Solomon: The 'Write' Stuff

I've always thought it was odd that Dartmouth requires that its students can swim 50 yards before graduation, but not that they can write a coherent analytical essay of a few pages or more. Obviously the two skills aren't directly equivalent, but in my experience there's a much greater need for real writing instruction than any number of swimming lessons.

As a tutor at RWIT (the Student Center for Research, Writing, and Information Technologies) I've seen first hand that the writing prerequisites enforced by the College namely the Writing 2, 3 and 5 classes and First-Year Seminars fail to teach writing well enough to all students. RWIT helps hundreds of students from all grade levels every term, but often the issues are the same: difficulties forming arguments, research problems, trouble with thesis statements, incoherent sentence and paragraph structure, basic grammar deficiencies, etc. All are issues that one or more terms in writing classes should have corrected. Yet many students struggle through assignments for their entire Dartmouth career, and leave without the skills one would expect to receive from a $200,000 education.

The problem starts before anyone gets to Hanover. Many, perhaps most, high school students in this country do not get adequate writing instruction or practice. Even the bright souls accepted at this school who breeze through AP classes and ace their SATs often enter college utterly unprepared for writing at this level.

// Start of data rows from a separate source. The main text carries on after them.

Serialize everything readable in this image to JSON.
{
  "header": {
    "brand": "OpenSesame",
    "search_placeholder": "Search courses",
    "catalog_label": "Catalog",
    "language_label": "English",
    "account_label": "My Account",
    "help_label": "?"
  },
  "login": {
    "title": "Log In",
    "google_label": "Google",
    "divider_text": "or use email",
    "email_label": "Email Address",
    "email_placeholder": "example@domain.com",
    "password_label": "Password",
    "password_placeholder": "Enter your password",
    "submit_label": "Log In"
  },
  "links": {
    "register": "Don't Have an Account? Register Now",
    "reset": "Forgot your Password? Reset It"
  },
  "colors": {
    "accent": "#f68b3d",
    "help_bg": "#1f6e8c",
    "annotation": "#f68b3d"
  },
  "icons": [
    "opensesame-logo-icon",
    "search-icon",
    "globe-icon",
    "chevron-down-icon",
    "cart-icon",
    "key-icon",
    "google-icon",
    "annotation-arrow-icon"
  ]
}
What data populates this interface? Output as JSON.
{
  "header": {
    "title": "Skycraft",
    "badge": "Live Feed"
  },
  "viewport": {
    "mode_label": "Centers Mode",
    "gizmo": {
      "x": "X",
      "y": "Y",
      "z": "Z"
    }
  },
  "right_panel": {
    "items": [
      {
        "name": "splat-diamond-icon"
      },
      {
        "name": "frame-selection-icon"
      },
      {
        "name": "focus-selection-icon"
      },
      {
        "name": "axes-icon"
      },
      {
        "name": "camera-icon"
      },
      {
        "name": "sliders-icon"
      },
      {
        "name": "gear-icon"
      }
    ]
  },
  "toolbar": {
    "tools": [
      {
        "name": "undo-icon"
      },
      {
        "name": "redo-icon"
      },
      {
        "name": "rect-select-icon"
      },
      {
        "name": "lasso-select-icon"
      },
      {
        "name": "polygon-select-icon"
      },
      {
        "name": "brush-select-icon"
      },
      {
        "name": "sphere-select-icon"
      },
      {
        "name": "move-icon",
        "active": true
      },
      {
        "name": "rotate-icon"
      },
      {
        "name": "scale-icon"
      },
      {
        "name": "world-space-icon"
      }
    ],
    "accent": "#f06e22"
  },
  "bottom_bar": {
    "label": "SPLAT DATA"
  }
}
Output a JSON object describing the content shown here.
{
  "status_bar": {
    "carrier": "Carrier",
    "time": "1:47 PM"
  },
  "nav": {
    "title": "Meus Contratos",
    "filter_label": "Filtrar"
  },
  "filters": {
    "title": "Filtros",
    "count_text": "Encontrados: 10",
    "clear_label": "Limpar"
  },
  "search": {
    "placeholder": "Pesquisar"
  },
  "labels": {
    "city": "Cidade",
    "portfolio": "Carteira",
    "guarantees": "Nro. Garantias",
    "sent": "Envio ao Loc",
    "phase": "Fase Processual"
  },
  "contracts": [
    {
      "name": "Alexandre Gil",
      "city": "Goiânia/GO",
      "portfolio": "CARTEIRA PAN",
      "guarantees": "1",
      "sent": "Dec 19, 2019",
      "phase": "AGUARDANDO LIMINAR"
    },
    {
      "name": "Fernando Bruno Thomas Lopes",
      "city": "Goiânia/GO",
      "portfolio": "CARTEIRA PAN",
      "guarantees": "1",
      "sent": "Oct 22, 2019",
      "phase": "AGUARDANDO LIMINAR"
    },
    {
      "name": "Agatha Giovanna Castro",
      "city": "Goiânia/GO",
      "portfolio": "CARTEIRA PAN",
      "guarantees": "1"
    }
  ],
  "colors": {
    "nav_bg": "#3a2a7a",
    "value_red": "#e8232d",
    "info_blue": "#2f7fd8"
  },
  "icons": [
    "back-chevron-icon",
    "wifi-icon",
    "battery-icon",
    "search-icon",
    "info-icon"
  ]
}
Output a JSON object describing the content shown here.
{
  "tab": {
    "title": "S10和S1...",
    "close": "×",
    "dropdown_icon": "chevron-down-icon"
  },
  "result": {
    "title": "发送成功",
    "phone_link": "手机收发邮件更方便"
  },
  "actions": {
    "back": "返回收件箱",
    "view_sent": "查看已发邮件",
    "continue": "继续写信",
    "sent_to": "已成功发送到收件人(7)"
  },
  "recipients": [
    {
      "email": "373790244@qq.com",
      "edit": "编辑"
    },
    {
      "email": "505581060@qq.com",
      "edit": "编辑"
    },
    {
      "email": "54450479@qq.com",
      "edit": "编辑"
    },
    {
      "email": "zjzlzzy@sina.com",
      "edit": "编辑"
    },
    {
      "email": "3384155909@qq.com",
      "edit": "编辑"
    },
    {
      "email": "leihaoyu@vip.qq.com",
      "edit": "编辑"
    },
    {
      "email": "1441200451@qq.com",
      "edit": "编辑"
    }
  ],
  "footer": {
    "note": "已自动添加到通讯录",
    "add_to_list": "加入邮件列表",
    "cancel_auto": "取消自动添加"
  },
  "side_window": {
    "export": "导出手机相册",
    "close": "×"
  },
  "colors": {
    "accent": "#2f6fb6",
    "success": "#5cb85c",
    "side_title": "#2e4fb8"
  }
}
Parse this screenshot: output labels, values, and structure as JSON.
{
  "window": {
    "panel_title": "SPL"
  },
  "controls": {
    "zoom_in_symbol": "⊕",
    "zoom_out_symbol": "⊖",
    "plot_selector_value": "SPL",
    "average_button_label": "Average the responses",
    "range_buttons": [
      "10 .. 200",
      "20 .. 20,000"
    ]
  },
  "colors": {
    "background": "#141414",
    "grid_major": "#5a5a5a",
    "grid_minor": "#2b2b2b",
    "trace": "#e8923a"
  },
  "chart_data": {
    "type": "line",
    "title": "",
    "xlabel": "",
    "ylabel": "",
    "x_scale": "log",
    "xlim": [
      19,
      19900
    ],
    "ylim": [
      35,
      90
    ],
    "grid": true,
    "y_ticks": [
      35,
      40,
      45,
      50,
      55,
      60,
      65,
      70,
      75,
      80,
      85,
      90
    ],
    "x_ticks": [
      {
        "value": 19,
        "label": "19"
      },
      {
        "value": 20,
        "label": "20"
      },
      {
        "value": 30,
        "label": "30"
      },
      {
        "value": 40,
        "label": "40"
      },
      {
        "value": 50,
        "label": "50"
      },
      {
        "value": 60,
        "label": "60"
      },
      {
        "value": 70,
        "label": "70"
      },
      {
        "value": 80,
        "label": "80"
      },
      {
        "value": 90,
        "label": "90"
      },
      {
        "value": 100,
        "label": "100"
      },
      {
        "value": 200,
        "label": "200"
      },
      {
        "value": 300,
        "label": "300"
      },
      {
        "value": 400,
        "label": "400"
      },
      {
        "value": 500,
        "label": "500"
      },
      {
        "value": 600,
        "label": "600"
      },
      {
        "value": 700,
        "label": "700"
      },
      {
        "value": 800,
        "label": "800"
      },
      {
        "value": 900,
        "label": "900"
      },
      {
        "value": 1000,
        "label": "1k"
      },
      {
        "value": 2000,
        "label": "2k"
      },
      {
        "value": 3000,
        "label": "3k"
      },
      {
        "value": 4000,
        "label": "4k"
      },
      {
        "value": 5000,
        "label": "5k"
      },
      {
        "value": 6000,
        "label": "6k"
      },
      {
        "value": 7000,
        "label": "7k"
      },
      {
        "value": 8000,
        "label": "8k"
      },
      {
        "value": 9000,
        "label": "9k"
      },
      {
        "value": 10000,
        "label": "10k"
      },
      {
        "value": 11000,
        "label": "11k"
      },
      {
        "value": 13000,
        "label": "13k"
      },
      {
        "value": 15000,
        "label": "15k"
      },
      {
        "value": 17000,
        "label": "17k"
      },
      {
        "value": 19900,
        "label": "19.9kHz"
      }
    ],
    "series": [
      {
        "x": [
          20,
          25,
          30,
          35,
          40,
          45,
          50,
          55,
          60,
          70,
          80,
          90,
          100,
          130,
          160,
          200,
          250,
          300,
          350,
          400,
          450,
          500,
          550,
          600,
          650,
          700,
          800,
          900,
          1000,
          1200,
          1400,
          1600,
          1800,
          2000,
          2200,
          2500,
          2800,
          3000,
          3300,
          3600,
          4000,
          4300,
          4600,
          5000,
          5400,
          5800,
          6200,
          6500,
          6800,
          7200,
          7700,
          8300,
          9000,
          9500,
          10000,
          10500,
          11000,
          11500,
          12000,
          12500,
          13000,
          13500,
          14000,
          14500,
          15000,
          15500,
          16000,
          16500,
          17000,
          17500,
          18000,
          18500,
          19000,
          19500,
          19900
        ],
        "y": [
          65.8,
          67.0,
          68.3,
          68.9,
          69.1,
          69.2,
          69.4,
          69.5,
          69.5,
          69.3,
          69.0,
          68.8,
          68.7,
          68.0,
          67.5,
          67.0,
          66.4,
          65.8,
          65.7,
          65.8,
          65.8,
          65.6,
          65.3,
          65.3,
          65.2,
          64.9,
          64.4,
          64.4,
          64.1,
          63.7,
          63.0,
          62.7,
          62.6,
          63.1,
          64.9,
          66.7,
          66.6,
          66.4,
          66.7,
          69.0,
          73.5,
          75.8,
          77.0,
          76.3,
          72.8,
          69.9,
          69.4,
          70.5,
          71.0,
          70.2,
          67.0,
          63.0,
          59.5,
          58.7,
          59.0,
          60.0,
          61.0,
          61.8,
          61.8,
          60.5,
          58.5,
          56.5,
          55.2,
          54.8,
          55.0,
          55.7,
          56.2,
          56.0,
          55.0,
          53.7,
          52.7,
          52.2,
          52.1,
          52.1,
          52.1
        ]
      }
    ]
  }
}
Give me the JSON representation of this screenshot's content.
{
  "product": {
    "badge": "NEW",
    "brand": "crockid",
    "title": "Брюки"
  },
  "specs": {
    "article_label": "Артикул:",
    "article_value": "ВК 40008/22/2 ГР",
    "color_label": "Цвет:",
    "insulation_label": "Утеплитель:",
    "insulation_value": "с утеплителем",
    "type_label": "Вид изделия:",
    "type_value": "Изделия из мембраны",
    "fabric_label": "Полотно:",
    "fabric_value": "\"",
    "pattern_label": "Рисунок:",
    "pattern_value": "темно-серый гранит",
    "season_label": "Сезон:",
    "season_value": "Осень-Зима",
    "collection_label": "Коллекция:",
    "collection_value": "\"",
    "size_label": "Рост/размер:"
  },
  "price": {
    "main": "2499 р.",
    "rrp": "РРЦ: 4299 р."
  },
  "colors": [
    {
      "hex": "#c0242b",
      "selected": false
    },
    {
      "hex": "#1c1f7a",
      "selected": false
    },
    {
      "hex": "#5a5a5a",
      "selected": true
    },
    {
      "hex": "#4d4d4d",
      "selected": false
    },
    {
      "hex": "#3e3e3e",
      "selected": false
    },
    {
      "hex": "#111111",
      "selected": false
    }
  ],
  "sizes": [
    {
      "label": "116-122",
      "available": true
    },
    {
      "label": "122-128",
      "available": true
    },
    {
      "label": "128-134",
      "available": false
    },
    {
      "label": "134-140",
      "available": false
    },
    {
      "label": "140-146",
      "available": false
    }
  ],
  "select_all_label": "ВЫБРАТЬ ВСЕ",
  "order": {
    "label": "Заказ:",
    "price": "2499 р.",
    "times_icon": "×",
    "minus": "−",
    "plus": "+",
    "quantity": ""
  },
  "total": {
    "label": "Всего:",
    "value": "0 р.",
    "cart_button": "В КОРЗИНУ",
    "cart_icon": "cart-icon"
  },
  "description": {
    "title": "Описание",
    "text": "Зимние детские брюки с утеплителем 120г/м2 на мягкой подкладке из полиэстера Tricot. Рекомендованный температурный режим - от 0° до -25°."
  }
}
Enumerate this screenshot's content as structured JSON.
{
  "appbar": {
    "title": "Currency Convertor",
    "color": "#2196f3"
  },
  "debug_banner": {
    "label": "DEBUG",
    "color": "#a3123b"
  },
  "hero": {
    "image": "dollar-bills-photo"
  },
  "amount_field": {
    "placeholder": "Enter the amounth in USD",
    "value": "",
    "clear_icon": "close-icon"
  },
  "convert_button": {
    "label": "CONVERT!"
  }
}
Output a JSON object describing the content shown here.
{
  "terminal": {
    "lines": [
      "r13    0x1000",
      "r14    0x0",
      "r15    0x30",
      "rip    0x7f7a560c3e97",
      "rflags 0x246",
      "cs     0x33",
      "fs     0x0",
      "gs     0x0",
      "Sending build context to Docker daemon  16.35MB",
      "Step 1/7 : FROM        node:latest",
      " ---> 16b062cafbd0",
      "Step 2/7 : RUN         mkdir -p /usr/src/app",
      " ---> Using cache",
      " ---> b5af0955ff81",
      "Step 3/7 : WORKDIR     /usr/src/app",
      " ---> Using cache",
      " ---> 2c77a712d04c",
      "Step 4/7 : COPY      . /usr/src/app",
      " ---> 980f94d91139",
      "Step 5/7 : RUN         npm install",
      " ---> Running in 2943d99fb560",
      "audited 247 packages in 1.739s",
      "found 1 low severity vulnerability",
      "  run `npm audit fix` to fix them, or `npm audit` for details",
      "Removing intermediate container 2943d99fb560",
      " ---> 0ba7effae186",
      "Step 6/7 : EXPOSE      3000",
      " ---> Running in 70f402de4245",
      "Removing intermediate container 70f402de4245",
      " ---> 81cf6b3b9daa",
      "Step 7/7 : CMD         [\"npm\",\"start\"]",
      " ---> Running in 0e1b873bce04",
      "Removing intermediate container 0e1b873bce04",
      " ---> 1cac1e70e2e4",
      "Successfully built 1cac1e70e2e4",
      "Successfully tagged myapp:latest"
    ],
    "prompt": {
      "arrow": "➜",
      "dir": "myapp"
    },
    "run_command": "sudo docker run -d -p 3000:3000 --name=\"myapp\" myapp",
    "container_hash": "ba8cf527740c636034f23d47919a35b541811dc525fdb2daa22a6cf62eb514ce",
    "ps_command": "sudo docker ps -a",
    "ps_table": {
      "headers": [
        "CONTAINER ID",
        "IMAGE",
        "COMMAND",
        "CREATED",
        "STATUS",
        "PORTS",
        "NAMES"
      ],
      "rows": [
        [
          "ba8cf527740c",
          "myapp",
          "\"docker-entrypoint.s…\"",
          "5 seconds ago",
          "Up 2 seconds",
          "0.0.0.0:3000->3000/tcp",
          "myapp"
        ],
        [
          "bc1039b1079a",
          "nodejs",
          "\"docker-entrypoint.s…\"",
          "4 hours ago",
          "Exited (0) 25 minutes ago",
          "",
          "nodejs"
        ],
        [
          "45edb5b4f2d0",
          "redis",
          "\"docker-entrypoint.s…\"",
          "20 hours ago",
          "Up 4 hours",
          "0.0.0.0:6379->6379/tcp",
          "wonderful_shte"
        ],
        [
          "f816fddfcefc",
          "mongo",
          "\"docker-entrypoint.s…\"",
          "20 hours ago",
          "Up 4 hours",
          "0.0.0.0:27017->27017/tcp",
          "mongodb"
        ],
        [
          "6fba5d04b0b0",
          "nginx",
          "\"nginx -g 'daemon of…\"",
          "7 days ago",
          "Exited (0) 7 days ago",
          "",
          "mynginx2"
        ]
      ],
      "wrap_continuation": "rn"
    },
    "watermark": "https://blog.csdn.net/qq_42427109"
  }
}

Unfortunately, we cannot just ignore these deficiencies.

That's why the solutions have to start before students arrive on campus. Rather than placing students in writing classes based on SAT scores, all matriculating students should have to complete a pre-enrollment writing evaluation. Such a test could include a combination of questions about writing experience, high school writing samples, timed essays and grammar and style quizzes. An assessment might be time-consuming to undertake and evaluate, but administrators and writing professors could then place students into more appropriate classes and adjust curriculum to account for common issues.

Even once students are correctly placed, the first year writing courses themselves need to be standardized. Too many times I have worked with students on convoluted creative assignments from their Writing 5 or First-Year Seminar professors. The assignment might be a free-form response with no argument, a vague research-summary concoction or a multi-paragraph essay explicitly excluding some combination of thesis statement, conclusion or transitions. With resigned shrugs, students accept that they are getting little out of these bizarre assignments or the negligible feedback they receive.

It's time to focus writing instruction back where it belongs: teaching, writing, commenting, rewriting. Constant practice followed up with specific constructive criticism is the only way to improve. Writing professors might not enjoy this rudimentary focus, but it's best for students, and we can add more teaching assistants to aid with one-on-one essay comments. Whatever investment is required would be worth it.

Finally, Dartmouth should create a system of mandatory on-going writing instruction. To improve writing, students must continue to practice and learn after they leave their first year courses. Unfortunately, many professors, even in classes with multiple essays, decline to provide extensive comments along with their grades. Also, plenty of students in the social or physical sciences evade further instruction by choosing classes that require few written assignments.

The College's response should mimic the P.E. requirement we already have in place, in which students must complete three gym classes before graduation. For a liberal arts college, expository and argumentative writing should be as important as physical fitness. Why not have writing classes on practical subjects from grammar rules to crafting a thesis statement, research strategies to the art of the in-class essay that provide additional on-going teaching, practice and feedback long after students leave their First-Year Seminar? Such a mandatory program would be of tremendous value in preparing students for upper-level classes and the world after graduation.

It's always easier to stick to the status quo in a complex, enduring institution like Dartmouth. Sometimes, though, a cause comes along that's worth attacking full-force. If improving student writing isn't one of those worthwhile efforts, I don't know what is.